MASA: A Novel Multimodal Foundation Model for L2 Speaking Assessment in Picture-description Scenarios

Proceedings of the Fifteenth Language Resources and Evaluation Conference (LREC 2026)

Abstract

Automatic speaking assessment (ASA) manages to quantify the language competence of second language (L2) learners by providing a proficiency score based on their spoken responses. Existing efforts typically employ a neural grader coupled with a set of handcrafted features to gauge the competence of language in L2 learners from multiple facets. Despite their decent efficacy, these methods are limited by a laborious feature engineering process and largely overlook the utilization of scoring rubrics that are presented to human raters in speaking assessment. In light of this, we put forward a novel Multimodal foundation model for ASA, termed MASA, for use in picture-description scenarios. Our approach effectively streamlines the feature engineering process by leveraging the pre-trained encoders of a multimodal foundation model, and emulates the nuanced scoring behaviors of human raters by incorporating scoring rubrics directly into the modeling process.
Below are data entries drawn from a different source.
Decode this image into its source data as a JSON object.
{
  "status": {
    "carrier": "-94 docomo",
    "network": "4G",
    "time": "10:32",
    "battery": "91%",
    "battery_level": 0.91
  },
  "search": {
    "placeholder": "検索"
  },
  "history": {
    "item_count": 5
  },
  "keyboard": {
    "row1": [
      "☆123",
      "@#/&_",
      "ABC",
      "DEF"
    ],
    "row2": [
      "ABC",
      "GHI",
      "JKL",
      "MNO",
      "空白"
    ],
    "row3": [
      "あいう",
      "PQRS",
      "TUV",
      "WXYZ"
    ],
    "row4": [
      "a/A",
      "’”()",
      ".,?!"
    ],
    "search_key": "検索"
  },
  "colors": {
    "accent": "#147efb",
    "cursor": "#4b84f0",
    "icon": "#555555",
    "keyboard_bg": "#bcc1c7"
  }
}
Furthermore, a simple, training-free method is introduced to alleviate the scoring bias in MASA by contrasting the output distributions derived from the multimodal and single-modal inputs. A series of experiments conducted on a picture-description task of the General English Proficiency Test (GEPT) dataset validates the feasibility and superiority of our method in comparison to several cutting-edge baselines.